Vous indiquez dans votre article que la droite a un nouvel espace : mais occupé par qui?
M. Perben est plus souvent en Saône et Loire que dans le 6ème.
M. Broliquier refuse d'adhérer à l'UMP alors même que cela lui sera indispensable s'il veut prétendre à une place de leader.
M. Havard est transparent et sans épaisseur.
Au delà de ces 3 hommes et sauf ommision de ma part, il n'y a pas grand monde pour renverser Collomb. Autant dire qu'il peut se comporter tranquillement en petit tyran!
Rédigé par : FRED | 22/06/2009 à 13:46
libe lyon a toujours deteste collomb moi qui le connait arretez la caricature il est vrai que certaines choses ne sont pas bonnes a dire en verite collomb dit tout haut ce que beaucoup pense tout bas allez faire un tour a levallois la la dynastie balkany regne sans partage lui corrompu est toujours depute maire sa femme isabelle 1ere adjointe vice presidente du conseil general des hauts de seine la libe a de quoi s'occuper
Rédigé par : michalak | 22/06/2009 à 14:21
Pour que Libération Lyon se permette d'écrire un tel article, c'est qu'effectivement Collomb est en très mauvaise posture, et a perdu beaucoup de son influence.
Ce que je dénonçais depuis un moment dans mes articles se voit relayé par Libération qui ouvre les yeux (et craint moins les retours de baton ?).

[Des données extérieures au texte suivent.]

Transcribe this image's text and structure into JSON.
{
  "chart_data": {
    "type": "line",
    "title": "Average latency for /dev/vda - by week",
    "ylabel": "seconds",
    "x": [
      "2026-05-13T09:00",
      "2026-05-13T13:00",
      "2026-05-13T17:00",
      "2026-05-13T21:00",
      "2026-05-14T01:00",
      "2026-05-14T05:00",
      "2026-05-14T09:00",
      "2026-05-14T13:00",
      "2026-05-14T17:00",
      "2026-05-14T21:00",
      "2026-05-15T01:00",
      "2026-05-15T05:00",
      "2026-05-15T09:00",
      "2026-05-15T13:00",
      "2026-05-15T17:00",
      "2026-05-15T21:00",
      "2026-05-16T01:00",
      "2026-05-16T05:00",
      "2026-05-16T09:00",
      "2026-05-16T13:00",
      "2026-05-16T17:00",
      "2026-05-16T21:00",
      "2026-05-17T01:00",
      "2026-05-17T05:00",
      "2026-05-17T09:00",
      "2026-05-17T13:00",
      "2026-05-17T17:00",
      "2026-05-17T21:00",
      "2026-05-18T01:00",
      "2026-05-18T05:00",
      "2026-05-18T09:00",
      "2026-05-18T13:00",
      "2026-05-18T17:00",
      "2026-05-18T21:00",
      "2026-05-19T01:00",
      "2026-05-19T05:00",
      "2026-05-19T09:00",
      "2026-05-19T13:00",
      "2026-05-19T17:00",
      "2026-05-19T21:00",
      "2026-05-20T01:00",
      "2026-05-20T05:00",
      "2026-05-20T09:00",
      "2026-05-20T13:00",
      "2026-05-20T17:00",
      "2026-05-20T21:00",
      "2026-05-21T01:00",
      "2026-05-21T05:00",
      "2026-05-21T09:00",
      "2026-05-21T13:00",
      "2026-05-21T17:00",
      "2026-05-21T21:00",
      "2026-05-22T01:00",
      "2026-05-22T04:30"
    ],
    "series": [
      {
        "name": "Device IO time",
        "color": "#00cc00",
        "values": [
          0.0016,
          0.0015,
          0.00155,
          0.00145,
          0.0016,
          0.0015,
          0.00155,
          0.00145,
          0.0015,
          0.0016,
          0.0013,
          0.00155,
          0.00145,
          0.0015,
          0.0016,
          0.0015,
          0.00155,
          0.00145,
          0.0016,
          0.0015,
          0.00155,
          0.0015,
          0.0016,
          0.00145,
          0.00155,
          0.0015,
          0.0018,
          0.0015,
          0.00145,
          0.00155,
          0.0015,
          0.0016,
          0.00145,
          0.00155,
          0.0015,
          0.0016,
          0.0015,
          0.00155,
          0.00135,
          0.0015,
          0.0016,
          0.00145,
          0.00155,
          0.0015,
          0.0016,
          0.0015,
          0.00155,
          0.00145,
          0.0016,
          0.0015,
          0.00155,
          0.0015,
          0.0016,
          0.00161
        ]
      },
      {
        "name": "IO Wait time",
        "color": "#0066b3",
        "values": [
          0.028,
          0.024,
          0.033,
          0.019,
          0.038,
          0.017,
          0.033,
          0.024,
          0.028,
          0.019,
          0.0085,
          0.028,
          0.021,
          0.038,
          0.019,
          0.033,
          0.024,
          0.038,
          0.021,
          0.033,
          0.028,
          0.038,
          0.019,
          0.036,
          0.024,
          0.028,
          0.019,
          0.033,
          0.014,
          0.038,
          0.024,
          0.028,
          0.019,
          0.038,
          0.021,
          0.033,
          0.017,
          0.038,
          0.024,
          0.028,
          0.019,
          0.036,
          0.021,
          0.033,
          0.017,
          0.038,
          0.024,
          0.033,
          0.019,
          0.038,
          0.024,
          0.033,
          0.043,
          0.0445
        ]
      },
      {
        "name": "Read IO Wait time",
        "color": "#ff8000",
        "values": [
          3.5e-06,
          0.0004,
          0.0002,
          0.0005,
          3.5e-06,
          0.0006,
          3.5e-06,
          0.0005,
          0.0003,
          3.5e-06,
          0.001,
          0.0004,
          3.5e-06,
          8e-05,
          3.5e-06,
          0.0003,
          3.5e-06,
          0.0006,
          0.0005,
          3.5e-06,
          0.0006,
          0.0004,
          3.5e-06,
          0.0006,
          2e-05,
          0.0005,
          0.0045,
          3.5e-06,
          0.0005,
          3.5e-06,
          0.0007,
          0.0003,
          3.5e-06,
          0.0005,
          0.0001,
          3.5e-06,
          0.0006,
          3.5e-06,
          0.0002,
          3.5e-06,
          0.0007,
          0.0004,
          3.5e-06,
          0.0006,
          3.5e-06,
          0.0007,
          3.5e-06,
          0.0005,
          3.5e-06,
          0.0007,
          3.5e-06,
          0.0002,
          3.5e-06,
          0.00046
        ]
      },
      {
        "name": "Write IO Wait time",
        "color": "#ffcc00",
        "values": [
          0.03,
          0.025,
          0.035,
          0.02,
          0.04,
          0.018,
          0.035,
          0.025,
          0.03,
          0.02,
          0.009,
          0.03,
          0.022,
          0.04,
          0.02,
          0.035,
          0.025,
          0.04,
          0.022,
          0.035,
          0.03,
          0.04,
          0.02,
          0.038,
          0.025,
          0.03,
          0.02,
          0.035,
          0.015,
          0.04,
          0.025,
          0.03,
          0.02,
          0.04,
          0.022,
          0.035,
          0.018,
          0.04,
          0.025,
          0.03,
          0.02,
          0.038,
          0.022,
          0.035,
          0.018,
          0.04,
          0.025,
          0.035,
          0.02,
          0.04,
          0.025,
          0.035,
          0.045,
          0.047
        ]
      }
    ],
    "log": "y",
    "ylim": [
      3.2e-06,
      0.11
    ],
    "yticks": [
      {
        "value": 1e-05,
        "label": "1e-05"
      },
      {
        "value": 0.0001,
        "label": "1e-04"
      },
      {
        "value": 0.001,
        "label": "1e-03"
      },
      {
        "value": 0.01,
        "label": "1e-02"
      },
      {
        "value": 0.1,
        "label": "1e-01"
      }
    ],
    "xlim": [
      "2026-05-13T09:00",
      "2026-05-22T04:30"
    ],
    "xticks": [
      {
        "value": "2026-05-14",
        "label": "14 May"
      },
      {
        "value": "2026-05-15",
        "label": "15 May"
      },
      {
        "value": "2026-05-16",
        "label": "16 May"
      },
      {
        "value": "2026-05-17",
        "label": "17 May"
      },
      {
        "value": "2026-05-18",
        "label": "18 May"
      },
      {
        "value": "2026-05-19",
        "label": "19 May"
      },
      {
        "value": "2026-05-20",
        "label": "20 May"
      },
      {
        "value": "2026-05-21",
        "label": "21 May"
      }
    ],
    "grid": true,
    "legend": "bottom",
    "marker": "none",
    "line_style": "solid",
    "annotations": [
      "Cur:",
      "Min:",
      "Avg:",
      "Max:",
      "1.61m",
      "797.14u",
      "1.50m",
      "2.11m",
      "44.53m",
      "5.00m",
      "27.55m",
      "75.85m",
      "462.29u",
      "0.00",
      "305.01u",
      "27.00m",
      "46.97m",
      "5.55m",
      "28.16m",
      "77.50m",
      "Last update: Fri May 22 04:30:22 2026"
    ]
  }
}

Pour aller encore plus loin, peut-être serait-il bon que les journalistes de Libé aillent d'avantage à l'écoute des militants du PS (où je prend mes infos), et moins prendre leurs infos auprès des collaborateurs d'élus... C'est un peu plus dûr, mais beaucoup plus instructif !
Rédigé par : Le Canut | 22/06/2009 à 14:34
Une fois de plus...
Elu, certes...
1er Magistrat de la Ville... soit.
Minable quand même...
Dans la manière de se comporter, de diriger, de naviguer à vue sans originalité...

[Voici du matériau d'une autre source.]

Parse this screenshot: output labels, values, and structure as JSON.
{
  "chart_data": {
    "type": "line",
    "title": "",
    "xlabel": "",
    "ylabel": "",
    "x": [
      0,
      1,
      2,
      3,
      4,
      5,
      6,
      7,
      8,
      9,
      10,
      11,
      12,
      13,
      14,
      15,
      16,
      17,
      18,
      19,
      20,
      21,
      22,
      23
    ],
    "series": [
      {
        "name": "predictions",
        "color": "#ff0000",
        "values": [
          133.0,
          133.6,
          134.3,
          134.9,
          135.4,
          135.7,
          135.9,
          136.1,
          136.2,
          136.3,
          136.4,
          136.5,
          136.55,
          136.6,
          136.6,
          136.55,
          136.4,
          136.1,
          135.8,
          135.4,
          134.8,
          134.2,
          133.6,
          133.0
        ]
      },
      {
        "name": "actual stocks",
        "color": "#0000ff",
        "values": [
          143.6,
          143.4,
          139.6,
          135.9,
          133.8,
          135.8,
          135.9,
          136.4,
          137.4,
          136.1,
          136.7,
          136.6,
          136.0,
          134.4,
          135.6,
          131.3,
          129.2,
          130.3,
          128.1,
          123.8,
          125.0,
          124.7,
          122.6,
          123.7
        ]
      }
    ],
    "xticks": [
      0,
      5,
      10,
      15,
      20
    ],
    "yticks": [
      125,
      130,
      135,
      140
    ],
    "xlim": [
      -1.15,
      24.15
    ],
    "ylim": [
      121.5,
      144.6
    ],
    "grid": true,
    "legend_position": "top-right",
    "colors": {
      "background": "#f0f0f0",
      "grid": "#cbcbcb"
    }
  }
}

Sans oublier une prise de parole laborieuse... 3 mots et tout le monde dort.
Une image de plus d'une certaine gauche nourrie au caviar qui sent de plus en plus la tombe.
Allez, trois pelletées de terre, et on n'en parle plus.

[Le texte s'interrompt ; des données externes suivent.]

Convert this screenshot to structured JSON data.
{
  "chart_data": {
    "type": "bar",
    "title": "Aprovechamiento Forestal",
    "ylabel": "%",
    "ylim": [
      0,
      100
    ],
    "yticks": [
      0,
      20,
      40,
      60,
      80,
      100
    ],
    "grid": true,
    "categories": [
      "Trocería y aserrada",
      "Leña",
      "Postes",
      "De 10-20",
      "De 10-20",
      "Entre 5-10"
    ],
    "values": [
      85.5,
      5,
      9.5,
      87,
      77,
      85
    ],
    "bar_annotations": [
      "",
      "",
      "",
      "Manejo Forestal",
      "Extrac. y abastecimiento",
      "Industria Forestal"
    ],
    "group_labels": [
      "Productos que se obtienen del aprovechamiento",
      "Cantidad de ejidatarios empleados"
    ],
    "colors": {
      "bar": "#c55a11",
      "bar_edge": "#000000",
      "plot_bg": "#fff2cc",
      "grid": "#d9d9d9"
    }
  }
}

Comme " on tarde à grandir, on ne tarde pas à mourir ",- proverbe africain - celui-ci passera en même temps que son parti qu'il contribue à détruire à chaque instant...
Personne ne pleurera.
Rédigé par : KAHN | 22/06/2009 à 14:42
Quand même, dire que la contestation est silencieuse... la maire du 1er est en conflit ouvert avec Gérard, il me semble avoir lu qu'elle avait tenu des propos assez durs à son égard dans un journal ; et que ca ne lui avait pas du tout plu d'ailleurs.
L'article apporte un bel éclairage sur le maire de Lyon. Un éclairage différent, comme lorsque les lumières de la piste de danse se rallument, et qu'on voit que la personne qui menait la danse n'est pas si belle que ça...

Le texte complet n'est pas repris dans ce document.